Figure 14: One of the cages outside the case.
Figure 15: Screws and rubber rings that must be attached to each hard disk drive.
Figure 16: Hard disk drive with the screws and rubber rings installed.
Figure 17: Hard disk drive installed in one of the hard disk drive bays. See how the rubber ring fits the bay.
This case only use screwless mechanisms on four of its 5.25” bays. The top two 5.25” bays and the last 5 1/4” bay aren’t provide with such devices. The last bay is understandable, as it comes with the 3.5” adapter installed, but the two top bays are the ones that comes with the “fake faces” for your optical drives, so you will have to use regular screws on them.
[nextpage title=”Main Specifications”]
A+ Black Pearl case main specs include:
- Application: Extended ATX and smaller form factors derived from this one.
- Material: Aluminum.
- Power supply required: Doesn’t come with the product, compatible with redundant units.
- Available colors: Black.
- Side panel: Meshed.
- Dimensions: 21” x 11” x 23” (53.3 cm x 28 cm x 58.4 cm) (H x W x D).
- Net Weight: 27 lbs (12.25 Kg)
- Gross Weight: 30 lbs (13.6 Kg)
- Bays: Seven external 5.25” bays (one with one 3.5” adapter) and eight internal 3.5” bays in two hard disk drive cages.
- Expansion slots: Seven.
- Fans: One 120 mm fan on the front and one 120 mm fan on the rear. Two optional 120 mm fans on the top, which don’t come with the product.

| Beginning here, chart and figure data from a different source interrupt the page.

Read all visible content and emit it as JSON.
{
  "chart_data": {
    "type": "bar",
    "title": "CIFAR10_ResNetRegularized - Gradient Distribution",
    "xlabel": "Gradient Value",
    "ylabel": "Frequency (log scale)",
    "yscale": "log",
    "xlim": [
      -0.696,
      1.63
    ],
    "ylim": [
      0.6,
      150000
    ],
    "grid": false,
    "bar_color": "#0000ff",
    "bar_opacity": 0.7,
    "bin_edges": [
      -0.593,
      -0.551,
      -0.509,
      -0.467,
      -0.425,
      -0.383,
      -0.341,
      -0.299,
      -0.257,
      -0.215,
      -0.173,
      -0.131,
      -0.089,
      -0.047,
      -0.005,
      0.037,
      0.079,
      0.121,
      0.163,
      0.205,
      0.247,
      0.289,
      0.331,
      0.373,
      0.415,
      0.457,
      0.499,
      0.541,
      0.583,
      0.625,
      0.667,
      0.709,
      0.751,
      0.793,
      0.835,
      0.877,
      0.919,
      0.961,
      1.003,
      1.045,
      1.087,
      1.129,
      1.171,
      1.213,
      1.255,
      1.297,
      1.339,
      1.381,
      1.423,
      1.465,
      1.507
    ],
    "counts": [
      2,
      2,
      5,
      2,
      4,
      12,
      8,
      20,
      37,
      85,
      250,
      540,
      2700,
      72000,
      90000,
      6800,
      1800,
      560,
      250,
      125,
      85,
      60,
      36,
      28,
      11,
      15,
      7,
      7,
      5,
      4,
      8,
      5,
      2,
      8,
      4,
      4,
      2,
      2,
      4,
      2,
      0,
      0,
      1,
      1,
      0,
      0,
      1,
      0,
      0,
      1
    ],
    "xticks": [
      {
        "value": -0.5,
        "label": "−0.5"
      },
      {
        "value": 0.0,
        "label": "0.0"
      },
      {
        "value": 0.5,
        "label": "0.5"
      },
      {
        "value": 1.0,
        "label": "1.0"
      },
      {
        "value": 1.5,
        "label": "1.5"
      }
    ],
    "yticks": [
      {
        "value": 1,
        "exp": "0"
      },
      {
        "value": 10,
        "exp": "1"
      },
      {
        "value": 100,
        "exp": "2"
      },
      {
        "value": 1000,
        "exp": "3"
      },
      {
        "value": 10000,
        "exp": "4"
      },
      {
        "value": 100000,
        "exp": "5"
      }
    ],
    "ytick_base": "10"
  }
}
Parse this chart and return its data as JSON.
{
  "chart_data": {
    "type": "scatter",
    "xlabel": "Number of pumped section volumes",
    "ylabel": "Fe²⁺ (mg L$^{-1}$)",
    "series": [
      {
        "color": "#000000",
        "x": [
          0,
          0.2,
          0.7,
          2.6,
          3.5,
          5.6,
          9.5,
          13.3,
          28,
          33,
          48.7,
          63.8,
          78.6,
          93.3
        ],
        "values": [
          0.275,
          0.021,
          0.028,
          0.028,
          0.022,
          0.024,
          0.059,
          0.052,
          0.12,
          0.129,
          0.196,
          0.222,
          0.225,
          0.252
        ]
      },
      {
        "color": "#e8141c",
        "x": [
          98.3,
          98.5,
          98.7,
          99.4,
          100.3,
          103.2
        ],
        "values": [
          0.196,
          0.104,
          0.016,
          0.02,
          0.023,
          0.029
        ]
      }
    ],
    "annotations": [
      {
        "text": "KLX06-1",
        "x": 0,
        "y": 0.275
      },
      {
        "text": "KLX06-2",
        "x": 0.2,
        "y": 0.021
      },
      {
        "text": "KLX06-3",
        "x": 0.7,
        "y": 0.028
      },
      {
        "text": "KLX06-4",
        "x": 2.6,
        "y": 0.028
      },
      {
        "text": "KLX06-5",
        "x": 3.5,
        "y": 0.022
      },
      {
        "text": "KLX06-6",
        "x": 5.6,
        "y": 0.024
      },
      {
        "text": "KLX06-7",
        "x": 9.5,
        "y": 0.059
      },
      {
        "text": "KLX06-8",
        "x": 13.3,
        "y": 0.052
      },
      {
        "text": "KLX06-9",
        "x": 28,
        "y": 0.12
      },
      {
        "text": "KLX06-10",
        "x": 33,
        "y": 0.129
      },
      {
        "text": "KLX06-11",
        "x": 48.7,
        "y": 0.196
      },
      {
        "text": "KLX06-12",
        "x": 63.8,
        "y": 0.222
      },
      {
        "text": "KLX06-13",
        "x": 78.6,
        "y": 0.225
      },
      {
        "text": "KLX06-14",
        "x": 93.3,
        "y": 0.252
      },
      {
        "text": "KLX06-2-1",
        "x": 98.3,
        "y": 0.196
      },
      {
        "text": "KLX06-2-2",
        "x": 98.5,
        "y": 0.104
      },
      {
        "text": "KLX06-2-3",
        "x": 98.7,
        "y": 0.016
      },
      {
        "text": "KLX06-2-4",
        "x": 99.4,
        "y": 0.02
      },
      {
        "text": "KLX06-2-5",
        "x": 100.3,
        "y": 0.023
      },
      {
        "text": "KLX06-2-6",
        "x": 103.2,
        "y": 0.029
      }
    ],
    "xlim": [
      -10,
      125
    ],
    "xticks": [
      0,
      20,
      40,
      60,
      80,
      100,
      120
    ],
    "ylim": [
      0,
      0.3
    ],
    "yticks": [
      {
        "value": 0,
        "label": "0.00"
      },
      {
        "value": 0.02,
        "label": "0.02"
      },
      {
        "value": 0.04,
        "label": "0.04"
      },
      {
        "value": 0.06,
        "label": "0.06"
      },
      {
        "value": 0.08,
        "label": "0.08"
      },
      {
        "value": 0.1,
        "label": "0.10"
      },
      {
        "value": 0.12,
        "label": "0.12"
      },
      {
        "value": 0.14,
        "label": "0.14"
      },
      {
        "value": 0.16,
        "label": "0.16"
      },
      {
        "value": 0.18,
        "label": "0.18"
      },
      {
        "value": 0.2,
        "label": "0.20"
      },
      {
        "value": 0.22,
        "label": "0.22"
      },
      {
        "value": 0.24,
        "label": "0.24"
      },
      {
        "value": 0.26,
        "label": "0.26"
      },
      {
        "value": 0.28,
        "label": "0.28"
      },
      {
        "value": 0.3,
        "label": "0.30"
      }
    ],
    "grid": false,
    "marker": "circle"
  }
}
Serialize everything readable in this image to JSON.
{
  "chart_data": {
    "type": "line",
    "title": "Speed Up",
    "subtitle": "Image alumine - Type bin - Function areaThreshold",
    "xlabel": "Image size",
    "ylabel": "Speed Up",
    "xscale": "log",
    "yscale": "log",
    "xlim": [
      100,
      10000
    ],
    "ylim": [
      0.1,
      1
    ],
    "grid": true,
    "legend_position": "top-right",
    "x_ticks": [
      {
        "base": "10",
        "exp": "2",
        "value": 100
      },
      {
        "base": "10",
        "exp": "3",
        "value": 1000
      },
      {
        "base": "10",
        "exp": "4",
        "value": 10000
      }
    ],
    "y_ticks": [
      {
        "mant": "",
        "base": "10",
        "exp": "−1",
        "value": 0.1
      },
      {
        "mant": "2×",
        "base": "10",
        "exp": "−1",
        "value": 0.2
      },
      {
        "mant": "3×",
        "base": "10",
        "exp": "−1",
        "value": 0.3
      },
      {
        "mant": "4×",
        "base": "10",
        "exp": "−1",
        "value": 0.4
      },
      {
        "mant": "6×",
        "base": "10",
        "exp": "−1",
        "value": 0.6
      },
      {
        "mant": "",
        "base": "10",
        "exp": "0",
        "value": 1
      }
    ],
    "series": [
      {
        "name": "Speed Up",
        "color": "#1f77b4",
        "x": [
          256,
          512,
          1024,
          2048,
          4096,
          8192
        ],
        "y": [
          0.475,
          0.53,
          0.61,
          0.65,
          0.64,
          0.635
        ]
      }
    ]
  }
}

- Extra Features: Digital control panel for monitoring and controlling up to four fans and thermal sensor.
- More Information: https://www.tagan.com
- Average price in the US*: USD 250.00.
* Researched at Newegg.com on the day we published this review.
Tagan A+ Black Pearl is a very good all-aluminum case. Here is a summary of what we found about this case.
- Excellent constructions and material (everything is made of aluminum, no steel or hybrid parts). No sharp edges where you could cut yourself while building your PC.
- “Fake faces” for optical drives and floppy disk drives for better aesthetics.
- Digital control panel for monitoring and controlling up to four fans and thermal sensor with digital thermometer.
- Adjustable arm on the rear 120 mm fan.
- Anti-vibration mechanisms for hard disk drives.
- Allows the installation of redundant power supplies.
- Thumbscrews for fastening daughterboards to the case.
- The case is internally separated into three separated compartments, which provides a better thermal management and better cable organization.
- Space for installing two 120 mm fans on the top.
- Space for installing a water cooling radiator on the top (externally).
- Cover for water cooling holes are screwed to the case, so you can cover the holes back if you decide to remove your water cooling system. On regular cases you are left with two opened holes as you have to break the covers to open them.
- Excellent price point for an all-aluminum case with this amount of features. Good cost/benefit ratio for high-end users.
- Could have an eSATA port.
- Two USB ports are too close to each other, preventing the installation of two “fat” devices at the same time.
- Could have come with the two top 120 mm fans.
- No screwless mechanism on the top two 5 1/4” bays.
In summary, this is an excellent case for high-end users with the money to buy it. Its price isn’t bad at all for an all-aluminum full tower case loaded with great features, in particular the digital control panel – which would cost you some good extra money if bought separately. That is why we are giving it our “Golden Award” seal. Of course if you are just a regular user there are other good inexpensive cases on the market that will better fit your requirements (and pocket).